Perched on the southern coast of Wales, Cardiff is surrounded by rolling green hills and a stunning coastline. The Welsh capital's skyline is a combination of modern skyscrapers and whimsical medieval castles, sprinkled with gorgeous Victorian architecture and the famous silhouette of the Millenium Stadium. Besides aesthetics, the city's exciting job market, fairly stable economy and high quality of life are luring residents from all over the UK as well as expats from further afield.
Living in Cardiff
With so much to see and do in the city, it should come as no surprise that tourism is one of Cardiff’s top industries, providing ample employment opportunities in the city. Retail, finance and manufacturing are also thriving sectors, while Cardiff’s media industry, including television and film, is also rapidly gaining traction.
New arrivals moving Cardiff for employment purposes often remark on the positive work-life balance in the city. The common atmosphere at companies in Cardiff is friendly and open, and employees are respected and valued for their work.
That being said, this high quality of life does potentially come with lower earnings. Salaries in Cardiff are usually lower than one would find in a major UK city. Still, the low cost of living tends to balance things out, and most Cardiff residents live comfortably.
Cost of living in Cardiff
Compared to major cities in other parts of the UK, the cost of living in Cardiff is reasonable.
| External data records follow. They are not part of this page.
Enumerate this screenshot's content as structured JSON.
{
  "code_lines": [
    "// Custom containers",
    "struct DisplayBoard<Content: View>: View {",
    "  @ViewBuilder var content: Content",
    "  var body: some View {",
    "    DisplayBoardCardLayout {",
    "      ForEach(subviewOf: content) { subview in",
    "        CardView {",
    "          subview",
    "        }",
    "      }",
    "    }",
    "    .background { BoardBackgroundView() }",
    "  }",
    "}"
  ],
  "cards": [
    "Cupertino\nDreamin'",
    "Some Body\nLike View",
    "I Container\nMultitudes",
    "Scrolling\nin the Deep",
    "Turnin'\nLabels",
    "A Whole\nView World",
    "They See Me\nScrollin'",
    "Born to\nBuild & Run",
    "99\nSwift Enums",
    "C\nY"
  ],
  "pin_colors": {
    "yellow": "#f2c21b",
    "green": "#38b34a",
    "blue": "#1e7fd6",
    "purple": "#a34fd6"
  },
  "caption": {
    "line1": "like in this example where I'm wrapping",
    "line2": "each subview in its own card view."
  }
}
Though the cost of renting or buying a home in Cardiff is rising rapidly, house hunters used to English, Scottish or Irish accommodation prices will generally find more affordable options in the Welsh capital, though costs do vary from area to area.
Excellent schooling can be accessed free of charge, and day-to-day expenses such as groceries are reasonably priced. With such a compact city centre and a decent public transport network, there's also little reason to own a personal vehicle.
Family and children in Cardiff
Cardiff is a wonderful place to raise a family. Many of the top schools in Wales are government schools in Cardiff, with a handful being singled out year after year for their excellent results. Catchment areas do apply, giving children who live nearby priority of admission, so it's wise to bear this in mind when deciding where to live.
New arrivals can expect good-quality healthcare in Cardiff, which is home to several excellent hospitals, including the Princess of Wales Hospital and the University Hospital of Wales.
The lifestyle in Cardiff is another of the city's major drawcards. Whether new arrivals are outdoor enthusiasts, party animals, culture vultures or shopping fanatics, there's something for everyone.
Climate in Cardiff
It won’t take long for new arrivals in Cardiff to notice the city’s perpetually wet weather. Having many times received the dubious honour of being named the UK’s wettest city, Cardiff is ripe for rain almost the whole year round, though it lets up a bit in March and April.
While moving to a new city can be daunting, those headed to Cardiff have much to look forward to. With welcoming locals, a gentle cost of living, exciting work opportunities and a family-friendly atmosphere, new arrivals are sure to feel at home in no time at all.